ONCE
Detrás de la puerta negra
A la noche siguiente, Ulrika estaba poniéndose la ropa de montar para salir a buscar la dirección de la nota, cuando alguien llamó con los nudillos a la puerta de las dependencias de la condesa. La pequeña Imma, que por fin se había levantado, fue a abrir. Era el mayordomo.
—Informa a tu señora de que en el salón hay un tal señor von Waldenhof que quiere verla —dijo. Su impasible semblante no tenía un aspecto diferente del de siempre, pero a pesar de todo parecía manifestar desaprobación.
Gabriella, que estaba escribiendo, sentada ante el antiguo escritorio de Alfina, alzó la mirada con brusquedad. Se puso de pie y fue hasta la puerta al tiempo que le hacía a Imma un gesto para que se apartara.
—¿Está Herr Aldrich en casa? —preguntó.
—No, mi señora —replicó el mayordomo—. Ha salido por unos asuntos del gremio.
—En ese caso, decid al caballero que ahora bajaré —replicó.
El mayordomo frunció los labios al oír eso, pero se limitó a inclinar la cabeza.
—Sí, mi señora.
Gabriella esperó hasta que Imma hubo cerrado la puerta, antes de maldecir.
—¡Condenado idiota! ¿Qué se cree que está haciendo? —Se volvió a mirar a Ulrika—. Acaba de vestirte. Necesito una dama de compañía para mantener el decoro de la situación.
Ulrika vaciló.
—¿Debo cambiarme esto por un vestido?
Gabriella negó con la cabeza.
—No hay tiempo. Tengo que hacer que se marche lo antes posible. ¡Estúpido!

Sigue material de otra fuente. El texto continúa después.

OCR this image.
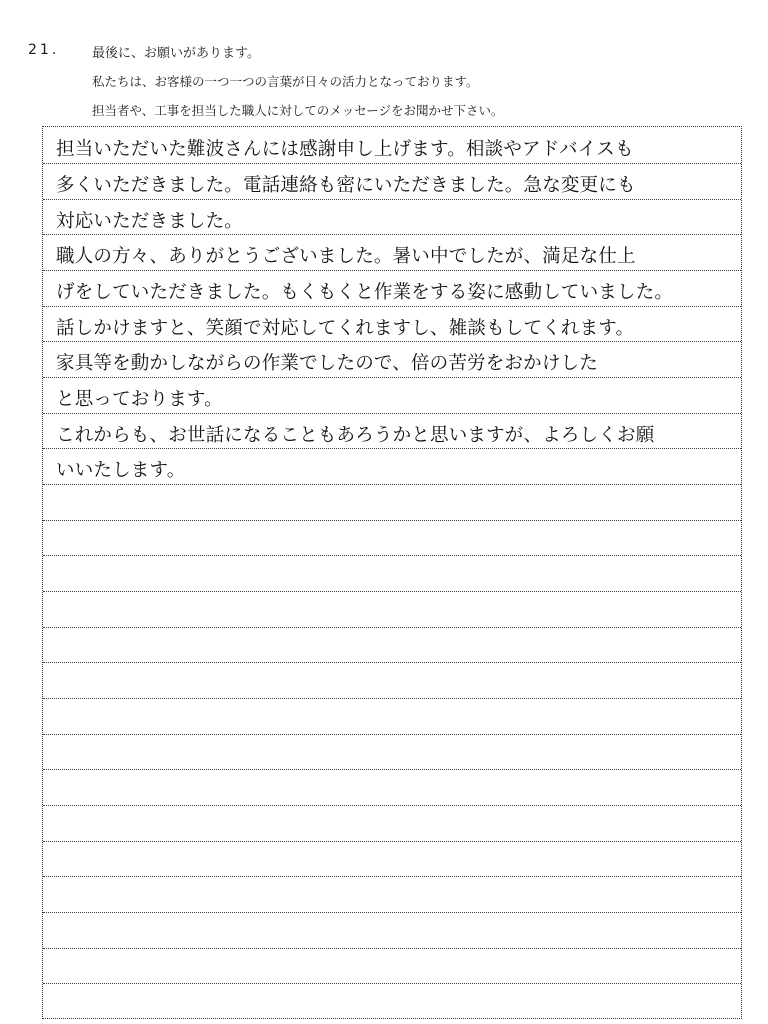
21.	最後に、お願いがあります。
私たちは、お客様の一つ一つの言葉が日々の活力となっております。
担当者や、工事を担当した職人に対してのメッセージをお聞かせ下さい。
担当いただいた難波さんには感謝申し上げます。相談やアドバイスも
多くいただきました。電話連絡も密にいただきました。急な変更にも
対応いただきました。
職人の方々、ありがとうございました。暑い中でしたが、満足な仕上
げをしていただきました。もくもくと作業をする姿に感動していました。
話しかけますと、笑顔で対応してくれますし、雑談もしてくれます。
家具等を動かしながらの作業でしたので、倍の苦労をおかけした
と思っております。
これからも、お世話になることもあろうかと思いますが、よろしくお願
いいたします。
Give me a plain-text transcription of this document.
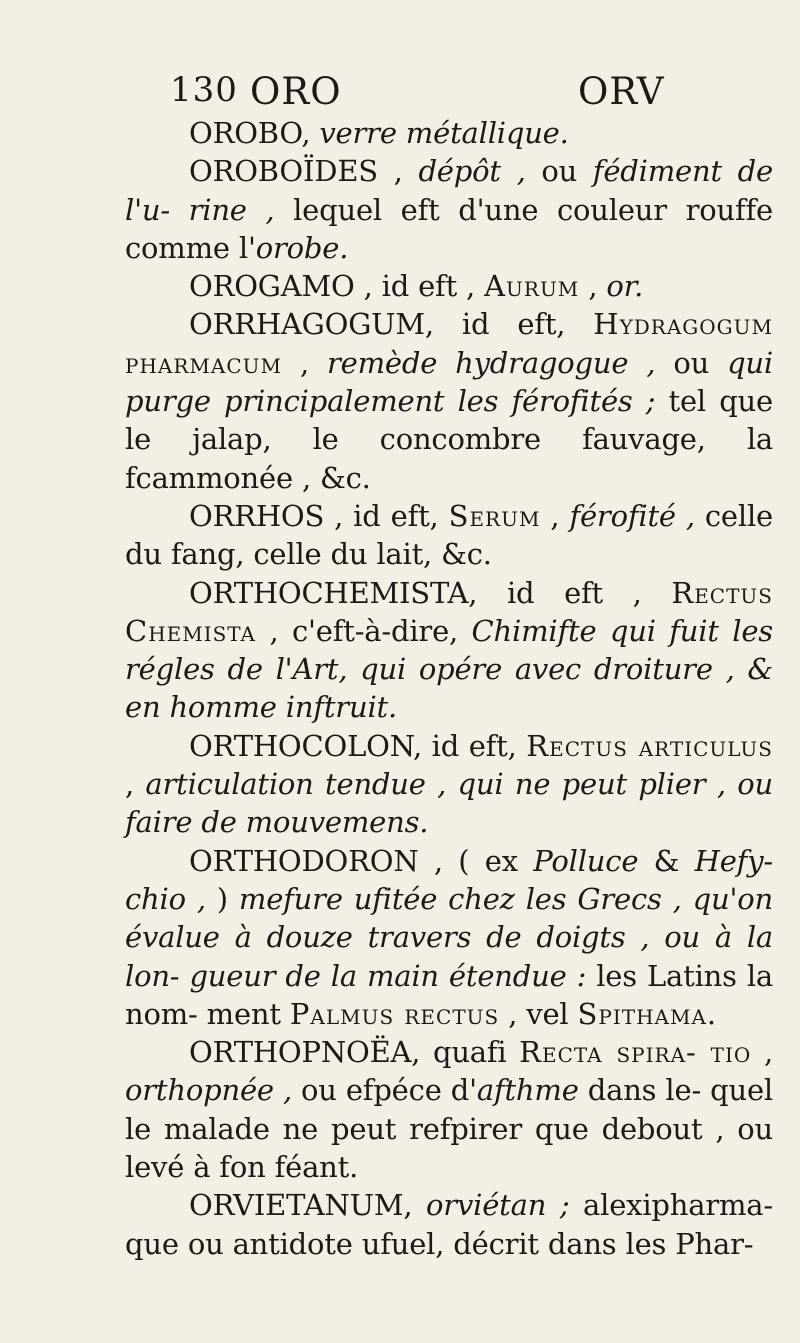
130 ORO	ORV

OROBO, verre métallique.

OROBOÏDES , dépôt , ou fédiment de l'u- rine , lequel eft d'une couleur rouffe comme l'orobe.

OROGAMO , id eft , Aurum , or.

ORRHAGOGUM, id eft, Hydragogum pharmacum , remède hydragogue , ou qui purge principalement les férofités ; tel que le jalap, le concombre fauvage, la fcammonée , &c.

ORRHOS , id eft, Serum , férofité , celle du fang, celle du lait, &c.

ORTHOCHEMISTA, id eft , Rectus Chemista , c'eft-à-dire, Chimifte qui fuit les régles de l'Art, qui opére avec droiture , & en homme inftruit.

ORTHOCOLON, id eft, Rectus articulus , articulation tendue , qui ne peut plier , ou faire de mouvemens.

ORTHODORON , ( ex Polluce & Hefy- chio , ) mefure ufitée chez les Grecs , qu'on évalue à douze travers de doigts , ou à la lon- gueur de la main étendue : les Latins la nom- ment Palmus rectus , vel Spithama.

ORTHOPNOËA, quafi Recta spira- tio , orthopnée , ou efpéce d'afthme dans le- quel le malade ne peut refpirer que debout , ou levé à fon féant.

ORVIETANUM, orviétan ; alexipharma- que ou antidote ufuel, décrit dans les Phar-
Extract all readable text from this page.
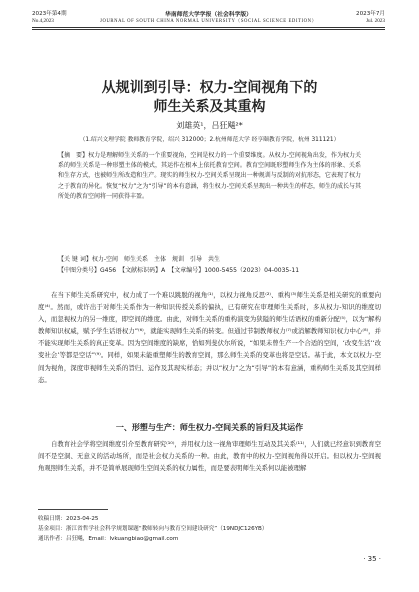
2023年第4期
No.4,2023
华南师范大学学报（社会科学版）
JOURNAL OF SOUTH CHINA NORMAL UNIVERSITY（SOCIAL SCIENCE EDITION）
2023年7月
Jul. 2023
从规训到引导：权力-空间视角下的
师生关系及其重构
刘雄英¹，吕狂飚²*
（1.绍兴文理学院 教师教育学院，绍兴 312000；2.杭州师范大学 经亨颐教育学院，杭州 311121）
【摘　要】权力是理解师生关系的一个重要视角，空间是权力的一个重要维度。从权力-空间视角出发，作为权力关系的师生关系是一种形塑主体的模式，其运作在根本上依托教育空间。教育空间既形塑师生作为主体的形象、关系和生存方式，也被师生所改造和生产。现实的师生权力-空间关系呈现出一种规训与反制的对抗形态，它表现了权力之于教育的异化。恢复“权力”之为“引导”的本有意涵，将生权力-空间关系呈现出一种共生的样态，师生的成长与其所处的教育空间将一同获得丰盈。
【关 键 词】权力-空间　师生关系　主体　规训　引导　共生
【中图分类号】G456　【文献标识码】A　【文章编号】1000-5455（2023）04-0035-11
在当下师生关系研究中，权力成了一个难以跳脱的视角⁽¹⁾，以权力视角反思⁽²⁾、重构⁽³⁾师生关系是相关研究的重要向度⁽⁴⁾。然而，或许出于对师生关系作为一种知识传授关系的偏执，已有研究在审理师生关系时，多从权力-知识的维度切入，而忽视权力的另一维度，即空间的维度。由此，对师生关系的重构演变为狭隘的师生话语权的重新分配⁽⁵⁾，以为“解构教师知识权威，赋予学生话语权力”⁽⁶⁾，就能实现师生关系的转变。但通过节制教师权力⁽⁷⁾或消解教师知识权力中心⁽⁸⁾，并不能实现师生关系的真正变革。因为空间维度的缺席，恰如列斐伏尔所说，“如果未曾生产一个合适的空间，‘改变生活’‘改变社会’等都是空话”⁽⁹⁾。同样，如果未能重塑师生的教育空间，那么师生关系的变革也将是空话。基于此，本文以权力-空间为视角，深度审视师生关系的旨归、运作及其现实样态；并以“权力”之为“引导”的本有意涵，重构师生关系及其空间样态。
一、形塑与生产：师生权力-空间关系的旨归及其运作
自教育社会学将空间维度引介至教育研究⁽¹⁰⁾，并用权力这一视角审理师生互动及其关系⁽¹¹⁾，人们就已经意识到教育空间不是空洞、无意义的活动场所，而是社会权力关系的一种。由此，教育中的权力-空间视角得以开启。但以权力-空间视角观照师生关系，并不是简单展现师生空间关系的权力属性，而是要表明师生关系何以能被理解
收稿日期：2023-04-25
基金项目：浙江省哲学社会科学规划课题“教师转向与教育空间建设研究”（19NDJC126YB）
通讯作者：吕狂飚，Email：lvkuangbiao@gmail.com
· 35 ·
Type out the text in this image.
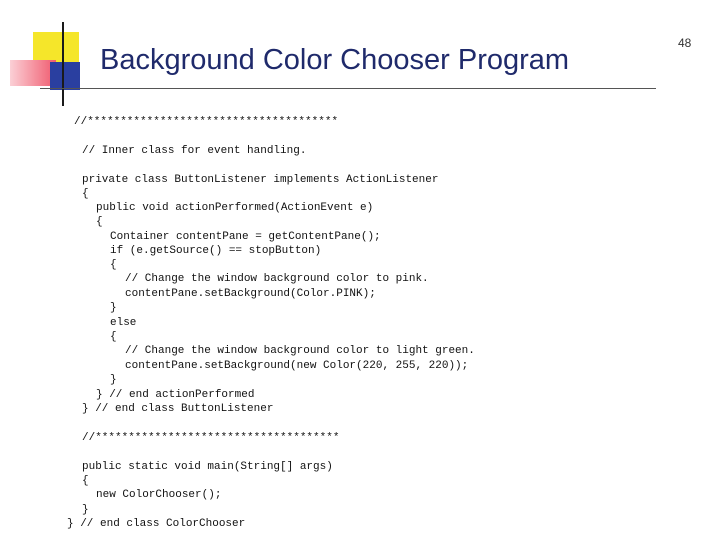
Background Color Chooser Program
48
//**************************************
// Inner class for event handling.
private class ButtonListener implements ActionListener
{
public void actionPerformed(ActionEvent e)
{
Container contentPane = getContentPane();
if (e.getSource() == stopButton)
{
// Change the window background color to pink.
contentPane.setBackground(Color.PINK);
}
else
{
// Change the window background color to light green.
contentPane.setBackground(new Color(220, 255, 220));
}
} // end actionPerformed
} // end class ButtonListener
//*************************************
public static void main(String[] args)
{
new ColorChooser();
}
} // end class ColorChooser
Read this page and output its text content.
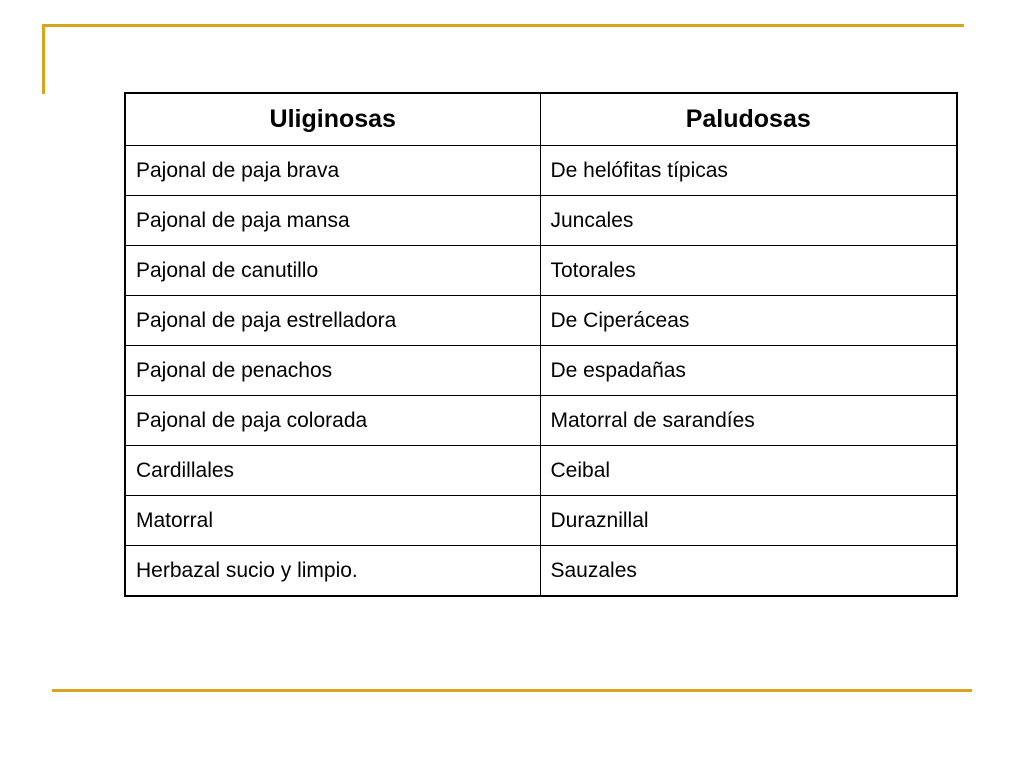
Uliginosas	Paludosas
Pajonal de paja brava	De helófitas típicas
Pajonal de paja mansa	Juncales
Pajonal de canutillo	Totorales
Pajonal de paja estrelladora	De Ciperáceas
Pajonal de penachos	De espadañas
Pajonal de paja colorada	Matorral de sarandíes
Cardillales	Ceibal
Matorral	Duraznillal
Herbazal sucio y limpio.	Sauzales
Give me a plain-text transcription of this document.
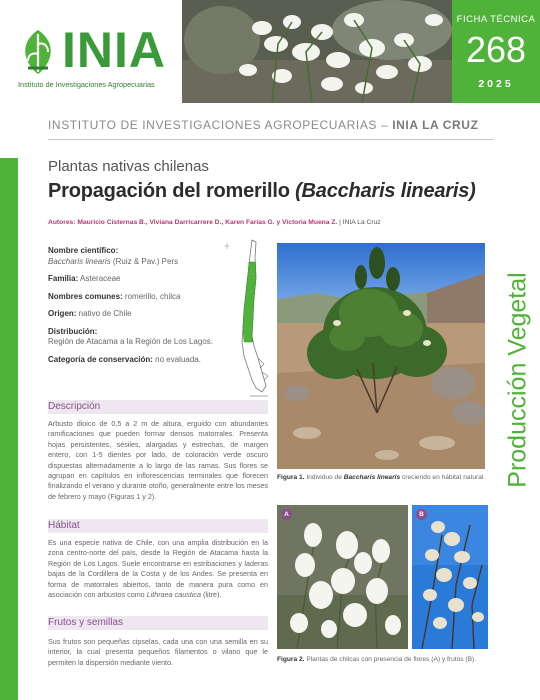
INIA
Instituto de Investigaciones Agropecuarias
FICHA TÉCNICA
268
2025
INSTITUTO DE INVESTIGACIONES AGROPECUARIAS – INIA LA CRUZ
Producción Vegetal
Plantas nativas chilenas
Propagación del romerillo (Baccharis linearis)
Autores: Mauricio Cisternas B., Viviana Darricarrere D., Karen Farías G. y Victoria Muena Z. | INIA La Cruz
Nombre científico:
Baccharis linearis (Ruiz & Pav.) Pers
Familia: Asteraceae
Nombres comunes: romerillo, chilca
Origen: nativo de Chile
Distribución:
Región de Atacama a la Región de Los Lagos.
Categoría de conservación: no evaluada.
Descripción
Arbusto dioico de 0,5 a 2 m de altura, erguido con abundantes ramificaciones que pueden formar densos matorrales. Presenta hojas persistentes, sésiles, alargadas y estrechas, de margen entero, con 1-5 dientes por lado, de coloración verde oscuro dispuestas alternadamente a lo largo de las ramas. Sus flores se agrupan en capítulos en inflorescencias terminales que florecen finalizando el verano y durante otoño, generalmente entre los meses de febrero y mayo (Figuras 1 y 2).
Hábitat
Es una especie nativa de Chile, con una amplia distribución en la zona centro-norte del país, desde la Región de Atacama hasta la Región de Los Lagos. Suele encontrarse en estribaciones y laderas bajas de la Cordillera de la Costa y de los Andes. Se presenta en forma de matorrales abiertos, tanto de manera pura como en asociación con arbustos como Lithraea caustica (litre).
Frutos y semillas
Sus frutos son pequeñas cipselas, cada una con una semilla en su interior, la cual presenta pequeños filamentos o vilano que le permiten la dispersión mediante viento.
Figura 1. Individuo de Baccharis linearis creciendo en hábitat natural.
A	B
Figura 2. Plantas de chilcas con presencia de flores (A) y frutos (B).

Ulrika se apresuró a ponerse el jubón y ceñirse el talle con el cinturón del sable mientras Gabriella se paseaba y murmuraba por lo bajo. Cuando estuvo lista, ella y Gabriella salieron de los aposentos y descendieron por la casa a oscuras.
Rodrik se levantó con piernas inseguras del sillón que ocupaba cuando Gabriella y Ulrika entraron en el salón, una aburrida habitación, con pesados artesonados de madera y severos retratos de adinerados maestros gremiales que miraban con ojos feroces desde las paredes.
—Señora —la saludó Rodrik, y le hizo una rígida reverencia. Ulrika percibió el olor a vino desde la puerta.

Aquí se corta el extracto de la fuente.